Today I was on-line at 8:00 am to offer Morning Prayer.  This is something we’ve thrown around at Parish Council for a few months.  Some of my colleagues launched into it right away when we moved into our ‘virtual’ church life.  As it hasn’t been something we do at St. Alban’s, and I think the best way to offer it is Zoom, which we don ‘t have a parish account for yet, I wasn’t in a rush to do so.  It is hearing how well it is reaching beyond parish folks that has tickled our fancy.  So the tail has been leading the donkey as we haven’t advertised it yet but it has started!

Writing a letter to the parish became an opportunity to put down what I think life will be like for church-world in the mid-future.  I put into words what my intuition and heart have been saying for a while:  The Church will not look the same as we have known her.  There will be less of a sense of ‘standard operations’ and more diversity in “doing church.”  

I sure hope so.  Over the last decade we’ve seen that faith communities are kindred, they are family to one another and you can’t close down a family, which is what happens when we decide a congregation is no longer viable and should disperse to neighbour churches.  Some are called to do that: to become new life and strength to congregations that are in need of them.  And some are not, they have a purpose right where they are and there is no reason to send them off.  For most places it is the cost of clergy that weighs down the budget.  We used to say it was the buildings.  There is some truth to that, but not the whole truth.  And the land on which the buildings stand remains an asset in the Metropolitan area that so many others do not have. 

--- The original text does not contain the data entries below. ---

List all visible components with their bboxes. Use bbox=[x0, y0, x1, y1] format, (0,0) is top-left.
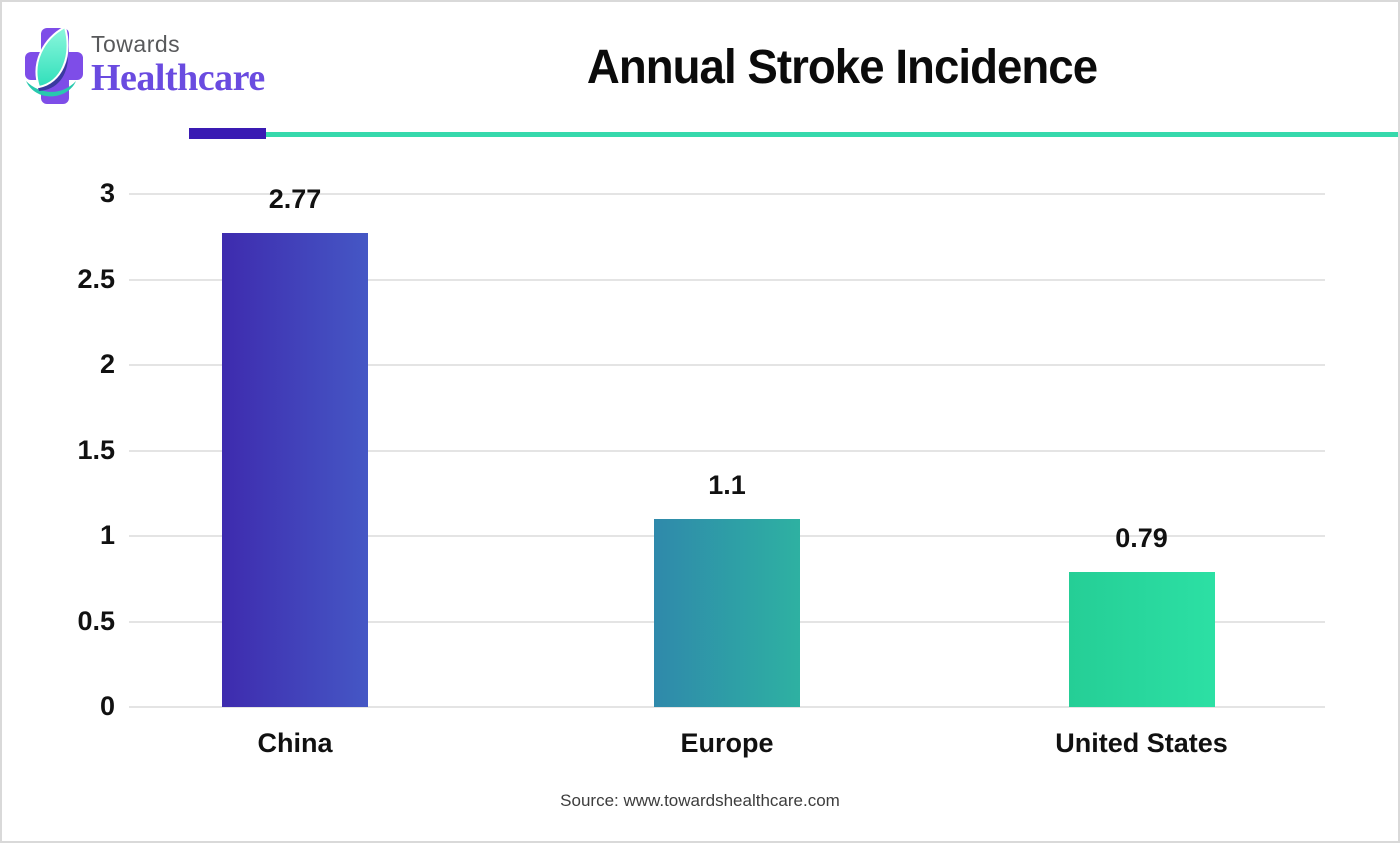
x-axis-label-europe: Europe bbox=[680, 728, 774, 758]
bar-value-label-united-states: 0.79 bbox=[1115, 522, 1168, 553]
bar-value-label-china: 2.77 bbox=[268, 184, 322, 215]
gridline bbox=[129, 449, 1325, 452]
brand-bottom-text: Healthcare bbox=[91, 57, 265, 99]
bar-value-label-europe: 1.1 bbox=[708, 469, 746, 500]
chart-title: Annual Stroke Incidence bbox=[586, 41, 1098, 94]
gridline bbox=[129, 278, 1325, 281]
y-axis-tick-label: 1 bbox=[99, 520, 115, 550]
y-axis-tick-label: 0 bbox=[99, 691, 115, 721]
cross-leaf-logo-icon bbox=[25, 26, 83, 104]
x-axis-label-china: China bbox=[257, 728, 333, 758]
source-text: Source: www.towardshealthcare.com bbox=[560, 791, 840, 810]
bar-united-states bbox=[1068, 571, 1215, 707]
title-divider-accent bbox=[189, 128, 266, 139]
brand-top-text: Towards bbox=[91, 31, 181, 57]
bar-chart: 0 0.5 1 1.5 2 2.5 3 2.77 China 1.1 Europe 0.79 Unite… bbox=[77, 178, 1325, 758]
y-axis-tick-label: 3 bbox=[99, 178, 115, 208]
bar-europe bbox=[654, 518, 800, 707]
brand-logo: Towards Healthcare bbox=[24, 26, 265, 106]
bar-china bbox=[222, 233, 368, 707]
gridline bbox=[129, 193, 1325, 195]
y-axis-tick-label: 0.5 bbox=[77, 605, 115, 636]
y-axis-tick-label: 1.5 bbox=[77, 434, 115, 465]
title-divider-line bbox=[254, 132, 1398, 137]
x-axis-label-united-states: United States bbox=[1055, 728, 1228, 758]
brand-wordmark: Towards Healthcare bbox=[91, 26, 265, 99]
gridline bbox=[129, 364, 1325, 366]
y-axis-tick-label: 2.5 bbox=[77, 263, 115, 294]
gridline bbox=[129, 706, 1325, 708]
y-axis-tick-label: 2 bbox=[99, 349, 115, 379]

Congregations are going to have to imagine new ways of thriving.  Ordained people will have to imagine new ways of doing their ministry and earning income (the old ‘tent-maker’ model).  I think of old monastics who made cheese and brandy to sustain their Houses.  Of the pottery, jewelry, books and posters at Taizé.  I wonder about clusters of clergy sharing their ministry to multiple churches, about lay catechists, and small-group learning.  I pray we can be flexible enough to allow these differing ways, and more, to develop, and not ask any person to be the engine to make all of them work for us.  That is a sure-fire way to getting sick all over again.